News & Events
Modified hydrogen peroxide may replace antibiotics in the future.
- April 12, 2019
- Posted by: Wiley M. Wagner
- Category: Science
Hydrogen peroxide can be a new answer to the old question of how to effectively deal with even the most aggressive and unusual in its type of viral bacteria, which continue to evolve and become more and more unyielding to modern antibiotics. Specialists from the Engineering Laboratory at Boston University in the United States today presented the results of their new and rather unusual experiment, which was based on the possibility of modifying hydrogen peroxide to be used on viral bacteria, thus destroying their membrane and leading to their immediate death without the use of antibiotics.

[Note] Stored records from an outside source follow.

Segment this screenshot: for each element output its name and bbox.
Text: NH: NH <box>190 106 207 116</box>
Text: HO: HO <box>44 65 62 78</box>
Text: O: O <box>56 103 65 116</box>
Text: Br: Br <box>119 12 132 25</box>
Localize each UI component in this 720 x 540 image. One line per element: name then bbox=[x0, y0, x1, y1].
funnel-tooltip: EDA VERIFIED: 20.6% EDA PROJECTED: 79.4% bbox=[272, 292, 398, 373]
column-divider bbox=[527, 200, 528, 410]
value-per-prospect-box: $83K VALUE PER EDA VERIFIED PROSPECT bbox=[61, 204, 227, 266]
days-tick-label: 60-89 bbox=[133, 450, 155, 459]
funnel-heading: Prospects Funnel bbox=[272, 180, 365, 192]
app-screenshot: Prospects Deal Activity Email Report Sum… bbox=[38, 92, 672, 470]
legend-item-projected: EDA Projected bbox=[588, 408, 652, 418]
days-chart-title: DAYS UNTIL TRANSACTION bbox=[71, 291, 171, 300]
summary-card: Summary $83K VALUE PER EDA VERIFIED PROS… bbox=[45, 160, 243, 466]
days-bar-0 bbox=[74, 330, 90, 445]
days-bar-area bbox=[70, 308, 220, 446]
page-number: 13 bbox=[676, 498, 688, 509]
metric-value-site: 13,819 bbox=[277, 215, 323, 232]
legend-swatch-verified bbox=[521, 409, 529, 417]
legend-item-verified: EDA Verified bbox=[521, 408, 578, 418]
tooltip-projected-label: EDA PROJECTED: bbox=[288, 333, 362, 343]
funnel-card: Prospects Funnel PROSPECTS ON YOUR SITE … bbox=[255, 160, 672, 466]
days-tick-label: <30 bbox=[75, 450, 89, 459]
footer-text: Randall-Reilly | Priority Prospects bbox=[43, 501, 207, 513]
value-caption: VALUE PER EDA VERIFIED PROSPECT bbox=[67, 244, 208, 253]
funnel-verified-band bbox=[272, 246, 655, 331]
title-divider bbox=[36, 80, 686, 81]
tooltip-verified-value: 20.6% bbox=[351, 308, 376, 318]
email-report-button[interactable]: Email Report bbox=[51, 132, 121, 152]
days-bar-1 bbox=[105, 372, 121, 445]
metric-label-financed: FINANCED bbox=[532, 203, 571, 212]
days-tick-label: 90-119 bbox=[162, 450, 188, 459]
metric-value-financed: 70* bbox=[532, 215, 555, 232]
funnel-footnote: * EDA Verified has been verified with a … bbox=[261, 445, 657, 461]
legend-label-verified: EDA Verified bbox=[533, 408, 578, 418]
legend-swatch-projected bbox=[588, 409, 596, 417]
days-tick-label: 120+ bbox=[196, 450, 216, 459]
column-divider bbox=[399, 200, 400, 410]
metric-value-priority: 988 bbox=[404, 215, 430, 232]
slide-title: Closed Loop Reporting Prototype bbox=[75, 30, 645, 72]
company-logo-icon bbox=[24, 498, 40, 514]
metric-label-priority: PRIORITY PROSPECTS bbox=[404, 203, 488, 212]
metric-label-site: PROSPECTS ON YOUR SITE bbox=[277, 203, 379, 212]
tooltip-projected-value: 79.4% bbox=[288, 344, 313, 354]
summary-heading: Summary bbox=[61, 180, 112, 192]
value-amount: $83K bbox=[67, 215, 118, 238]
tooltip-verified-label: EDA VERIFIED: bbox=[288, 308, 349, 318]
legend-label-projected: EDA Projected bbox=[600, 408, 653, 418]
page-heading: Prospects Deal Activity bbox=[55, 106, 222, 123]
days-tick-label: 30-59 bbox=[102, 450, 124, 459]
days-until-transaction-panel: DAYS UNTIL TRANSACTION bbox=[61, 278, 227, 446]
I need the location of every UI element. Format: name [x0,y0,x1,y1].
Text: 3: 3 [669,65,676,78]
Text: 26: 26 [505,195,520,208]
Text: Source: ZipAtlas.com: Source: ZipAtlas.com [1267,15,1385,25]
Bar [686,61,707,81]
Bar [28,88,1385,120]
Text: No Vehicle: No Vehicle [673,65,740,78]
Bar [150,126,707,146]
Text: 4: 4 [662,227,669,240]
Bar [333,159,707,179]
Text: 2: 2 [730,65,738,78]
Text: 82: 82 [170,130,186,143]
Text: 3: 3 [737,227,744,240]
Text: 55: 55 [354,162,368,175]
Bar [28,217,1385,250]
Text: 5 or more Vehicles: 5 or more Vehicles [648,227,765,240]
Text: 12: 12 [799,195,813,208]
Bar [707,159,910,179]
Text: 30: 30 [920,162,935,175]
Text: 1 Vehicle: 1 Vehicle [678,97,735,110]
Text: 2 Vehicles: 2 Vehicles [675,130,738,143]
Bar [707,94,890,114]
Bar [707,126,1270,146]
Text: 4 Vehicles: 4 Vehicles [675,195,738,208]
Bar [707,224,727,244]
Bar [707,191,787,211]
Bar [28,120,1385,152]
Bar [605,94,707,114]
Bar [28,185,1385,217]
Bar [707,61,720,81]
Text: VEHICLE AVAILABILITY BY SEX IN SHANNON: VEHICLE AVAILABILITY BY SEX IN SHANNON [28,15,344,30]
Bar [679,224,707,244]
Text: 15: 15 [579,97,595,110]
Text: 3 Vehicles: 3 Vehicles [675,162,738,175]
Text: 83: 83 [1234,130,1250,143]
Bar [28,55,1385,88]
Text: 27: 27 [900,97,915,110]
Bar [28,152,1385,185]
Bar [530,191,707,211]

The fact is that most of the so-called MRSA-bacteria, against which bacteriological scientists all over the world are struggling, have a rather pronounced and strong property to constantly adapt and adopt whole genetic chains from other bacteria that have previously been adapted to certain antibiotics. That is why the specialists from the Boston University decided to conduct a series of tests using hydrogen peroxide on several strains of Staphylococcus aureus virus – pre-hydrogen peroxide was under treatment with blue light, after which it was sent to a viral bacterium.
After observing their reaction, scientists found that with this treatment, hydrogen peroxide was able to destroy up to 99.9% of MRSA bacteria, indicating the promising possibility of its use as an alternative to modern antibiotics. Moreover, in this way, scientists were able to destroy up to 90% of bacterial cultures that were never able to adapt to the compound.
The remaining part was likewise weakened by the effect of modified hydrogen peroxide, but nevertheless produces a certain immunity over time, thereby requiring more radical measures regarding working with oneself. However, specialists still have some additional research and experiments in this field, and therefore it remains to wait for the end of the preliminary testing phase.